Mathematical proofs often, if not always, have some gap, and consequently, we have the 'convincing' part of the definition. Note that the author indicates gaps in his/her proof as he/she talks about the rule that from
$a=b$ and $b=c$ we can deduce $a=c$. I would take such basics of equational reasoning as assumed for some arithmetic, but I don't regard the partitioning of natural numbers into "even" and "odd" as something assumed for natural numbers. So, personally, I'm not so bothered by a proof getting rejected if it gets found as 'unconvincing'.
Consider the text that you cited where there existed a purported proof that if the square of a natural number is even, then the natural number is even. The author showed that the assumption of $n$ as odd leads to $n^2$ as odd. I have no contention with that, and that does show that such an assumption, along with the assumption of $n^2$ as even, leads to a contradiction. But, the author jumped to the conclusion that $n$ must be even. I don't find that convincing as a proof, because one might believe that there exists a third category of natural numbers other than odd or even, and some members of that category have even squares. Or someone might not have proved that such a partition exists for the arithmetic at hand. So, as a proof, I don't find it convincing, unless I missed some part of the text where the author first established that every natural number is exclusively either odd or even.
When I said that I don't find the proof convincing, I'm not just saying that the proof has not gotten formalized. When I said that I didn't find the proof convincing, I mean that were the proof to get formalized it would need non-logical notions not implied by the text in addition to what it already contains. Though I don't find the partitioning of natural numbers into odd and even numbers as by any means unachievable, it's not something that arises purely from logic or equational reasoning, but partly has to do with the nature of natural numbers.

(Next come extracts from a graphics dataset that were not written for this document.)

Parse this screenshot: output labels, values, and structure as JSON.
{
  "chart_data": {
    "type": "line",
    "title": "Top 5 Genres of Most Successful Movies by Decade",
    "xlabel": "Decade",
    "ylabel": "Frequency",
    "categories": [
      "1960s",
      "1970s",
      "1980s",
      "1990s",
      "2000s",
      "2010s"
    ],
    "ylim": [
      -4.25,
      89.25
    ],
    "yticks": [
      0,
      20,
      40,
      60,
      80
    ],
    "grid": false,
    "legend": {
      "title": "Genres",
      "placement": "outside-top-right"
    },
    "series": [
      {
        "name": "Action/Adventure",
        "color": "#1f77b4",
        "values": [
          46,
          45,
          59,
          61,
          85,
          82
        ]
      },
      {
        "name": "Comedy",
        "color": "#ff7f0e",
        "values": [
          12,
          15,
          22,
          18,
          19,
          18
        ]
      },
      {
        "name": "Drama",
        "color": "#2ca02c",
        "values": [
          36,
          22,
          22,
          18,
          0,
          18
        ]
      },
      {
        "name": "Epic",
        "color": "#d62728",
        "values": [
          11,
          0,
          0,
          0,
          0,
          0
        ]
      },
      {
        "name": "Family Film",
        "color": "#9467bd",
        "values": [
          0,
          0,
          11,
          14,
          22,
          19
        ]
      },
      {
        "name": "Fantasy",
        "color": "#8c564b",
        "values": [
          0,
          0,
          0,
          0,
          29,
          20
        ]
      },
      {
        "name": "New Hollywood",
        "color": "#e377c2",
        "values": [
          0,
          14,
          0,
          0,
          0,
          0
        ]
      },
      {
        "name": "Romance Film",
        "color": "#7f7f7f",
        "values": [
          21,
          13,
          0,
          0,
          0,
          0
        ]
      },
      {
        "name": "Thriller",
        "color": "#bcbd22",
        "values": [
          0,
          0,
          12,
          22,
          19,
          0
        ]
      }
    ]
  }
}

The reasoning of the proof may be regarded as valid in the sense that it draws a correct conclusion and no step moves from a true step to a false step, but the reasoning is inadequate in that it doesn't provide adequate details for deducing it's final claim. Specifically, it is correct to say that "if a natural number $n$ cannot be odd, then $n$ must be even", but that I don't think that consists of an axiom of the arithmetic of the natural numbers. So far as I can tell, the proof needs the concept of even and odd numbers as forming a partition of the natural numbers, and the author did not prove that, nor even spell it out as a needed lemma for the proof. Thus, the proof has a non-logical gap, and if someone did not see how that gap can get filled in, or believe that filling in that gap poses a serious challenge, rejecting the proof seems perfectly reasonable.
Also, sometimes mathematicians having different requirements for what constitutes a proof. Have you heard of intuitionistic logic or constructivist mathematics? Some mathematicians won't allow for a use of the law of the excluded middle in mathematical proofs. So, they can reject certain proofs.